Phantom of the Paradise
This and the next film are both from 1974 and they’re both a trip. What was happening in the early-1970s that inspired these kinds of films? Apparently director Brian De Palma was inspired to make this after hearing a muzak cover of “A Day in the Life”. This is essentially a rock opera remake of The Phantom of the Opera, with a little Faust and The Picture of Dorian Gray thrown in. A record producer (played by one-half of the team that wrote “Rainbow Connection”) is opening a club—The Paradise—and needs new music to accompany the opening. When he hears the music from an obscure composer, he steals it and frames the composer for drug dealing. In an attempt to avoid capture, the composer gets horribly disfigured. Later, he escapes prison and hides out in The Paradise, waiting for the perfect moment to exact revenge on the producer. Also, The Phantom’s lover is in danger, or something. I guess there’s a message in the movie about how the business and corporate side of things can destroy art, not unlike Sgt. Pepper, but Phantom of the Paradise is just so weird you might forget that there’s even a message to be had. When it was released, it flopped but has since gained a cult following.
The Little Prince
Sadly, this is not a Purple Rain prequel or some kind of Prince: Origins movie, may he rest in power. Based on the book by Antoine de Saint-Exupéry and with music and lyrics by Alan Jay Lerner and Frederick Loewe—the songwriting team behind An American in Paris, Brigadoon and My Fair Lady—I imagine this movie is what being on all the drugs in the early 1970s was like.
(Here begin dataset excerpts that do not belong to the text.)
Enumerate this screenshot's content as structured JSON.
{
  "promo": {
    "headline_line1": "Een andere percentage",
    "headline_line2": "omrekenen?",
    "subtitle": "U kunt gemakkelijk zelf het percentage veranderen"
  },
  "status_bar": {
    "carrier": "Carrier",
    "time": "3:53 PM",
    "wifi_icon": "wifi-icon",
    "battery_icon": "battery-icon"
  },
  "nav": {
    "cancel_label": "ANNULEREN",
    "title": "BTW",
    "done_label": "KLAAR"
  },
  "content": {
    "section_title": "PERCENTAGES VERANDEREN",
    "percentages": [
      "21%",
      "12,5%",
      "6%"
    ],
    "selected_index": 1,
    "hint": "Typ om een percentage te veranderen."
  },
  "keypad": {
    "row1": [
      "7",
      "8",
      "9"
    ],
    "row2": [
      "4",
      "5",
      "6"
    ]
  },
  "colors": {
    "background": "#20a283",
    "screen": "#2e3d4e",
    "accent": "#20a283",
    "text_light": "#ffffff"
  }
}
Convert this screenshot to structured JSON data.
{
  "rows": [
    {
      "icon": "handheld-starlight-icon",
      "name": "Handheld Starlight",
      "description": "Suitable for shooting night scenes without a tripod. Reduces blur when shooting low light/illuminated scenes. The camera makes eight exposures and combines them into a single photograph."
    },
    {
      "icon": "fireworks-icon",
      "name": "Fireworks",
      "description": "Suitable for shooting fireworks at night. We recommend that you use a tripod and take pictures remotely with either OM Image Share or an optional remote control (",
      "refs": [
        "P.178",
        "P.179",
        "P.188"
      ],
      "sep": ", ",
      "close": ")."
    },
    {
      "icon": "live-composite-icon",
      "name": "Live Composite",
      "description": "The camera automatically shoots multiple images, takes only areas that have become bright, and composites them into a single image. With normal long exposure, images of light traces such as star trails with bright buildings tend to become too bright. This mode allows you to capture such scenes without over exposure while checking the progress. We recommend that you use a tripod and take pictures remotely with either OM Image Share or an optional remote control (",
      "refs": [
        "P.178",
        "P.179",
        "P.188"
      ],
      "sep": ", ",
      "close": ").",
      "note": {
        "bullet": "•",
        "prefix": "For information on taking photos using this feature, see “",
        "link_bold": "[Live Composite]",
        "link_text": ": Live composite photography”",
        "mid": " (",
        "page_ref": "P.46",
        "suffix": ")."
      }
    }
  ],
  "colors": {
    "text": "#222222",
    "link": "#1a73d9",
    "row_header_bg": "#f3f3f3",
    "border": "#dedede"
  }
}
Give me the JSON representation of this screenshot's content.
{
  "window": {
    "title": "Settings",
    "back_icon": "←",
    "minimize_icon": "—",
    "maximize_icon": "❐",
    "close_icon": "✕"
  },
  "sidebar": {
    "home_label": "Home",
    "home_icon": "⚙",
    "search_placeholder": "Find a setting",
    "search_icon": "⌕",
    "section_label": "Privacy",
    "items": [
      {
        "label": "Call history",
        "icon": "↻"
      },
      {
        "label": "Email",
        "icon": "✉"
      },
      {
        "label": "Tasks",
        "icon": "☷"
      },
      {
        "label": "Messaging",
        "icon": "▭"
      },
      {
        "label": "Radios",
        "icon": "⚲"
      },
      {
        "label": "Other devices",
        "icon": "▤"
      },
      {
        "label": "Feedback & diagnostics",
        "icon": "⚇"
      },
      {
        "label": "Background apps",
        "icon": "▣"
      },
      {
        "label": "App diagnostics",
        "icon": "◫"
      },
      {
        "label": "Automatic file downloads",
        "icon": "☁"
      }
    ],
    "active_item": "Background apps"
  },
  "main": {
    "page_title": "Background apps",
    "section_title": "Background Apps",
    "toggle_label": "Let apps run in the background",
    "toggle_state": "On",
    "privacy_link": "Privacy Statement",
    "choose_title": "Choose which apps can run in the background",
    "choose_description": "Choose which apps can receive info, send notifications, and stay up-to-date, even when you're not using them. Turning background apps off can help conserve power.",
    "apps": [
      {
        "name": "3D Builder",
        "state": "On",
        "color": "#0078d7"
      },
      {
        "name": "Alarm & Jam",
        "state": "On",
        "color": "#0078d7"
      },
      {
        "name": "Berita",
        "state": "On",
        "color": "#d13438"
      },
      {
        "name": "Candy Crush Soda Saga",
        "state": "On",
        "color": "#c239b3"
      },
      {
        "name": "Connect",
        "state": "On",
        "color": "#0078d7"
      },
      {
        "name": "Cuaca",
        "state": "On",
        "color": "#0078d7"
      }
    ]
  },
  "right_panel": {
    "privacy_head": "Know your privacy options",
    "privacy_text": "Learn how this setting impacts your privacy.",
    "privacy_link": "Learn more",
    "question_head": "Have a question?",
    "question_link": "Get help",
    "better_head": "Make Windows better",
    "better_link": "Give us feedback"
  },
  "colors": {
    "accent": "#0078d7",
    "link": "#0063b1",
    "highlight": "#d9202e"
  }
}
It opens with a pilot played by Richard Kiley making an emergency landing in the Sahara Desert. As he spares no expense trying to fix his plane, the titular Prince appears. The Little Prince has been on Earth for a while, after a perilous and low-tech journey through the solar system. He recounts his tales to the pilot, giving special attention to his encounters with the Fox (played by Gene Wilder, trying to out-Gene Wilder himself) and the Snake (played by Bob Fosse, who you may have never heard of, but we’ll come back to him in a minute). I’ve never read the original novella, but this movie is cute and creepy, like the movie version of a banded piglet squid. Seeing Wilder and Fosse dance and sing around this poor kid gives the film a really weird vibe. And speaking of weird, remember Fosse, the man who won eight Tony awards for choreography throughout his career? Okay, so maybe you’ve never heard of him, but his dance moves probably look more than a little familiar. Take a look:
Nothing is original and everything is a remake of a remake. While we’re on that subject, a gorgeous-looking computer-animated remake of The Little Prince was supposed to come out in March, but a week before its release date, Paramount dropped the film. The good news is that Netflix picked it up.